BESPOKE SUMMER SUITS
For half a century gentlemen who care about their clothes have had cause to be grateful to Mr Geoffrey Golding. For, since he opened his shop at number 220 Hatfield Road in the cathedral city dedicated to St Alban, this talented tailor has been making wonderful clothes for some of the grandest in the land. His tailoring skills have suited (in both senses) those who demand the very best. That is why, above the entrance to the shop, there are the Royal Arms (pictured). They signify that Mr Golding has a royal warrant. The practice of the Sovereign awarding warrants goes right back to the middle of the 12th century, when the most skilled trades people in the country would compete to supply their wares to the royal household. Today there are about 800 warrant holders, and in St Alban’s is one of them – G.D.Golding, Tailors “by appointment to Her Majesty The Queen”.
Geoffrey Golding began his business in St Alban’s in 1963. His father was a tailor, but the young Geoffrey suffered from dyslexia and left school at 15 with little more than a qualification in woodworking. Yet a few moments in his company is enough for anyone to realize why he has been so successful. His levels of energy and enthusiasm are remarkable. He learnt his technical skills by working for other tailors, including some in Savile Row, but this is a man who was always destined to be in charge – which, for Mr Golding, does not mean any shying away from hard work. When the wearing of suits declined in popularity, he went off to Sandhurst to find new customers. Now he estimates that 60% of the officers in the British Army have clothes which have been made by him. (The property on Hatfield Road is much larger than it appears from the outside, and no fewer than 18 people are employed in the workrooms, so that – from the cutting to the collection of the finished garment – the cloth selected by the customer never leaves the premises.)

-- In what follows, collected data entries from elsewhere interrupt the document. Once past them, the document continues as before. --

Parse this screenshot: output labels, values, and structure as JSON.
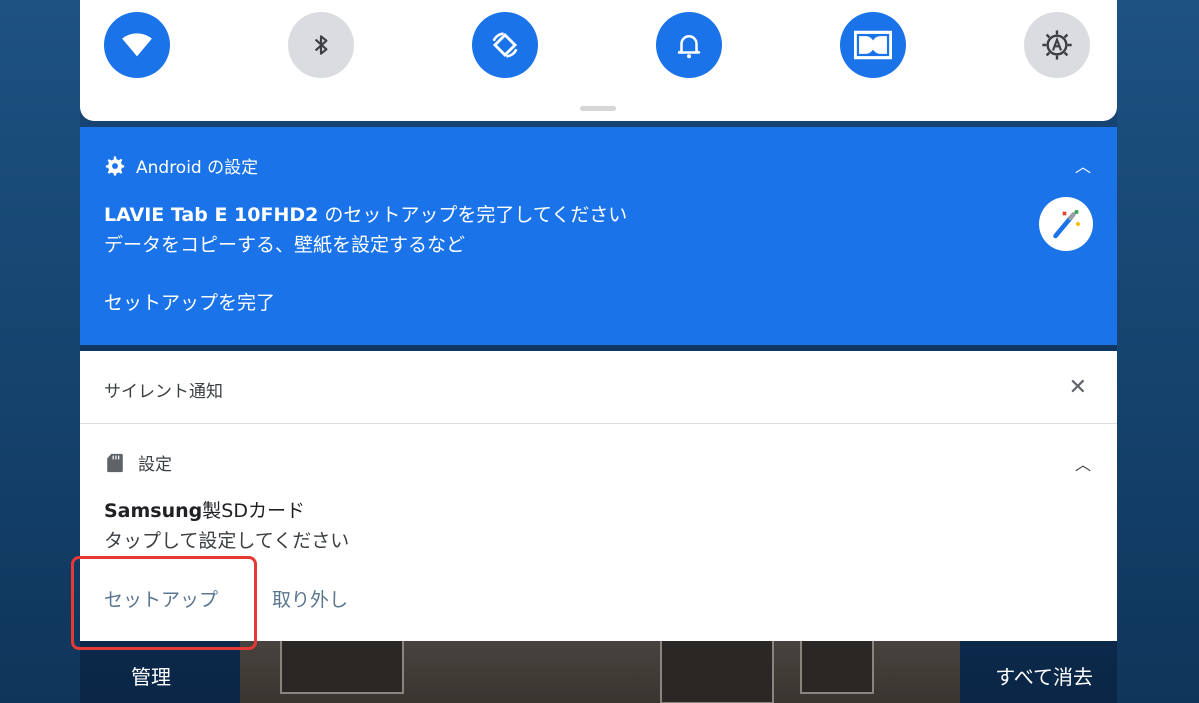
{
  "quick_settings": {
    "tiles": [
      {
        "name": "wifi-icon",
        "state": "on"
      },
      {
        "name": "bluetooth-icon",
        "state": "off"
      },
      {
        "name": "auto-rotate-icon",
        "state": "on"
      },
      {
        "name": "notification-bell-icon",
        "state": "on"
      },
      {
        "name": "dolby-icon",
        "state": "on"
      },
      {
        "name": "auto-brightness-icon",
        "state": "off"
      }
    ]
  },
  "setup_notification": {
    "app_name": "Android の設定",
    "title_bold": "LAVIE Tab E 10FHD2",
    "title_rest": " のセットアップを完了してください",
    "text": "データをコピーする、壁紙を設定するなど",
    "action": "セットアップを完了"
  },
  "silent_section": {
    "title": "サイレント通知",
    "close": "✕",
    "notification": {
      "app_name": "設定",
      "title_bold": "Samsung",
      "title_rest": "製SDカード",
      "text": "タップして設定してください",
      "actions": [
        "セットアップ",
        "取り外し"
      ]
    }
  },
  "footer": {
    "manage": "管理",
    "clear_all": "すべて消去"
  },
  "colors": {
    "accent": "#1a73e8",
    "highlight": "#e53935"
  }
}
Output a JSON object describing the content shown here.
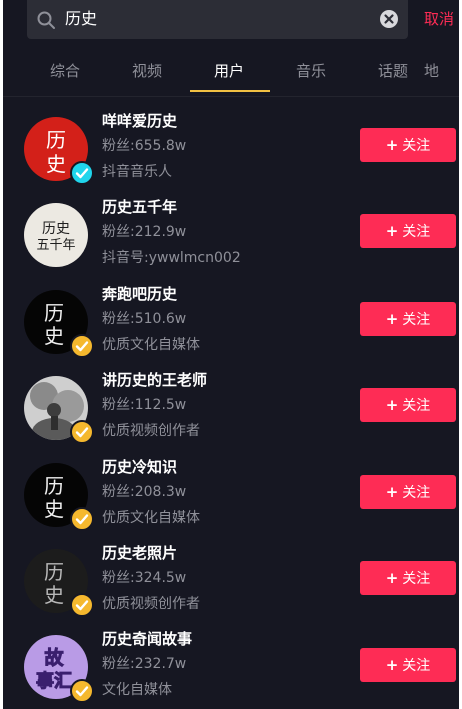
{
  "search": {
    "query": "历史",
    "cancel_label": "取消"
  },
  "tabs": [
    {
      "label": "综合",
      "active": false
    },
    {
      "label": "视频",
      "active": false
    },
    {
      "label": "用户",
      "active": true
    },
    {
      "label": "音乐",
      "active": false
    },
    {
      "label": "话题",
      "active": false
    },
    {
      "label": "地",
      "active": false
    }
  ],
  "follow_label": "关注",
  "users": [
    {
      "name": "咩咩爱历史",
      "fans": "粉丝:655.8w",
      "desc": "抖音音乐人",
      "verified": "blue",
      "avatar_text": [
        "历",
        "史"
      ],
      "avatar_style": "red"
    },
    {
      "name": "历史五千年",
      "fans": "粉丝:212.9w",
      "desc": "抖音号:ywwlmcn002",
      "verified": "none",
      "avatar_text": [
        "历史",
        "五千年"
      ],
      "avatar_style": "paper"
    },
    {
      "name": "奔跑吧历史",
      "fans": "粉丝:510.6w",
      "desc": "优质文化自媒体",
      "verified": "yellow",
      "avatar_text": [
        "历",
        "史"
      ],
      "avatar_style": "black"
    },
    {
      "name": "讲历史的王老师",
      "fans": "粉丝:112.5w",
      "desc": "优质视频创作者",
      "verified": "yellow",
      "avatar_text": [
        "",
        ""
      ],
      "avatar_style": "photo"
    },
    {
      "name": "历史冷知识",
      "fans": "粉丝:208.3w",
      "desc": "优质文化自媒体",
      "verified": "yellow",
      "avatar_text": [
        "历",
        "史"
      ],
      "avatar_style": "black"
    },
    {
      "name": "历史老照片",
      "fans": "粉丝:324.5w",
      "desc": "优质视频创作者",
      "verified": "yellow",
      "avatar_text": [
        "历",
        "史"
      ],
      "avatar_style": "dark"
    },
    {
      "name": "历史奇闻故事",
      "fans": "粉丝:232.7w",
      "desc": "文化自媒体",
      "verified": "yellow",
      "avatar_text": [
        "故",
        "事汇"
      ],
      "avatar_style": "purple"
    }
  ],
  "colors": {
    "background": "#161722",
    "accent": "#fe2c55",
    "tab_underline": "#f2c143",
    "verified_blue": "#20d5ec",
    "verified_yellow": "#f5b82e"
  }
}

I suspect that it is impossible to have too many summer suits. No matter how many are in my wardrobe, every year I hear myself muttering, as Spring nears its end and really warn days approach, “I just don’t have anything to wear.” Thus I took myself off to St Alban’s to ask Mr Golding to make me a summer suit. One tip I should give you at this stage: allow plenty of time. Mr Golding is a perfectionist and does not like to see his suits ‘signed off’ until they satisfy his critical eye in every particular. This suit required seven visits to St Alban’s, and was several months in the making. But the travelling and the waiting were forgotten once I took possession of the suit.
I chose a cloth from Harrisons of Edinburgh – from their ‘Frontier’ range – in a colour I can best describe as yellowy-beige. At 10/11 ounces, its weight concerned me, for this seemed rather high for summer wear. But Mr Golding assured me that, because the weave was ‘hop-sack’ and therefore very open, it would be very cool in the wearing. This was an important consideration, because I had decided upon a three-piece suit. I often like to wear a waistcoat, and I do not like to be deterred just because, in the words of the song, the Sun has got his hat on and is coming out to play.

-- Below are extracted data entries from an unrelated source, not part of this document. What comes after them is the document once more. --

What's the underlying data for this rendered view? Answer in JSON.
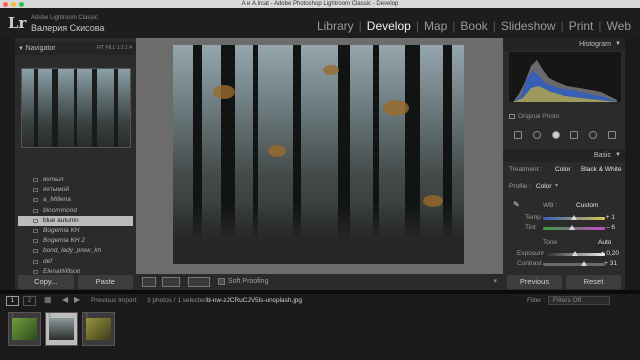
{
  "window": {
    "title": "A и A.lrcat - Adobe Photoshop Lightroom Classic - Develop"
  },
  "colors": {
    "close": "#ff5f57",
    "minimize": "#febc2e",
    "maximize": "#28c840"
  },
  "identity": {
    "logo": "Lr",
    "app": "Adobe Lightroom Classic",
    "user": "Валерия Скисова"
  },
  "modules": [
    {
      "label": "Library",
      "active": false
    },
    {
      "label": "Develop",
      "active": true
    },
    {
      "label": "Map",
      "active": false
    },
    {
      "label": "Book",
      "active": false
    },
    {
      "label": "Slideshow",
      "active": false
    },
    {
      "label": "Print",
      "active": false
    },
    {
      "label": "Web",
      "active": false
    }
  ],
  "navigator": {
    "title": "Navigator",
    "options": "FIT  FILL  1:1  1:4"
  },
  "presets": [
    {
      "label": "яхтыл",
      "selected": false
    },
    {
      "label": "яхтымой",
      "selected": false
    },
    {
      "label": "a_Millena",
      "selected": false
    },
    {
      "label": "bloommood",
      "selected": false
    },
    {
      "label": "blue autumn",
      "selected": true
    },
    {
      "label": "Bogemia KH",
      "selected": false
    },
    {
      "label": "Bogemia KH 2",
      "selected": false
    },
    {
      "label": "bond_lady_prew_kh",
      "selected": false
    },
    {
      "label": "def",
      "selected": false
    },
    {
      "label": "ElenaWillson",
      "selected": false
    }
  ],
  "left_buttons": {
    "copy": "Copy...",
    "paste": "Paste"
  },
  "toolbar": {
    "soft_proofing": "Soft Proofing"
  },
  "histogram": {
    "title": "Histogram",
    "original_photo": "Original Photo"
  },
  "basic": {
    "title": "Basic",
    "treatment_label": "Treatment :",
    "treatment_color": "Color",
    "treatment_bw": "Black & White",
    "profile_label": "Profile :",
    "profile_value": "Color",
    "wb_label": "WB :",
    "wb_value": "Custom",
    "temp_label": "Temp",
    "temp_value": "+ 1",
    "tint_label": "Tint",
    "tint_value": "– 6",
    "tone_label": "Tone",
    "tone_auto": "Auto",
    "exposure_label": "Exposure",
    "exposure_value": "+ 0,20",
    "contrast_label": "Contrast",
    "contrast_value": "+ 31"
  },
  "right_buttons": {
    "previous": "Previous",
    "reset": "Reset"
  },
  "filmstrip_bar": {
    "page1": "1",
    "page2": "2",
    "source": "Previous Import",
    "status": "3 photos / 1 selected /",
    "filename": "b-nw-zJCRuCJV5ls-unsplash.jpg",
    "filter_label": "Filter :",
    "filter_value": "Filters Off"
  },
  "thumbnails": [
    {
      "num": "1",
      "selected": false,
      "tint": "#4d7a2e"
    },
    {
      "num": "2",
      "selected": true,
      "tint": "#5a6660"
    },
    {
      "num": "3",
      "selected": false,
      "tint": "#6e6a2a"
    }
  ]
}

The jacket would be single-breasted, with a single front button (thus allowing the waistcoat to be seen, even with the jacket closed), peaked lapels and four working cuff buttons. (I simply cannot bear the habit of some tailors, who make the four cuff buttons with two working buttonholes and two sham.) It was thought initially that I would have two rear vents (as in the photograph of one of the fittings). But I do not like the emphasis this can give to one’s posterior, so this was changed to a single rear vent. The trousers would be for braces (with the buttons outside at the front and inside at the back – so that the leather of the Royce would not be impressed, should I decide to drive without jacket or waistcoat), with turn-ups, straight side pockets, no rear pockets (which I have found useless, except as magnets for pickpockets) and a button fly. With trousers of such a light colour there is always a slight problem with the ‘see-through’ effect. Mr Golding therefore suggested (and I was happy to agree) that they should be lined both in the front, which is usual, and in the rear, which is unusual.

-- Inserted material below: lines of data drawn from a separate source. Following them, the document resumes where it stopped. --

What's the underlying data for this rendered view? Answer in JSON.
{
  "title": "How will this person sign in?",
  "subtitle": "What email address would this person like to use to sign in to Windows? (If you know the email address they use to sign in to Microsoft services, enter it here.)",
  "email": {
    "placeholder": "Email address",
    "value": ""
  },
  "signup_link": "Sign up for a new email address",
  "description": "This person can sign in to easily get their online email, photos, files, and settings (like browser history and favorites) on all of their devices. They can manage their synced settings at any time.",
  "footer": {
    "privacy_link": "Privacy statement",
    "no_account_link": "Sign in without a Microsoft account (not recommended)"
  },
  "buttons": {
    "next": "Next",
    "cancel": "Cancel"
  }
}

The waistcoat deserves particular mention. I wanted it to be double-breasted, and such it is. But all tailors know that a double-breasted waistcoat is a fiendishly difficult garment to get exactly right. The problem lies in the fitting of the front, which has a nasty tendency to ‘bulge’ in its upper parts. However, as you can see, Mr Golding has made the waistcoat perfectly – which is another sign of the quality of his tailoring.
The price for this three-piece suit was £1,970. This is much less than one would expect to pay in Savile Row, where such a suit would now be well in excess of £4,000. Mr Golding was keen to impress upon me that – apart from the use of one or two more modern processes in the making – the suit was made just as it would be made in ‘the Row’, with buttons of real horn and all those other little details which are so important to any gentleman who wishes to dress well.
In the wearing the suit is light and comfortable. Its appearance is elegant and, if I may be permitted a modernism, pleasingly ‘sharp’. Its tailoring is first class. That is why I am happy to join in the chorus of congratulation for Mr Golding’s first half century at Hatfield. And it is why I raise my own toast: Ad Multos Annos!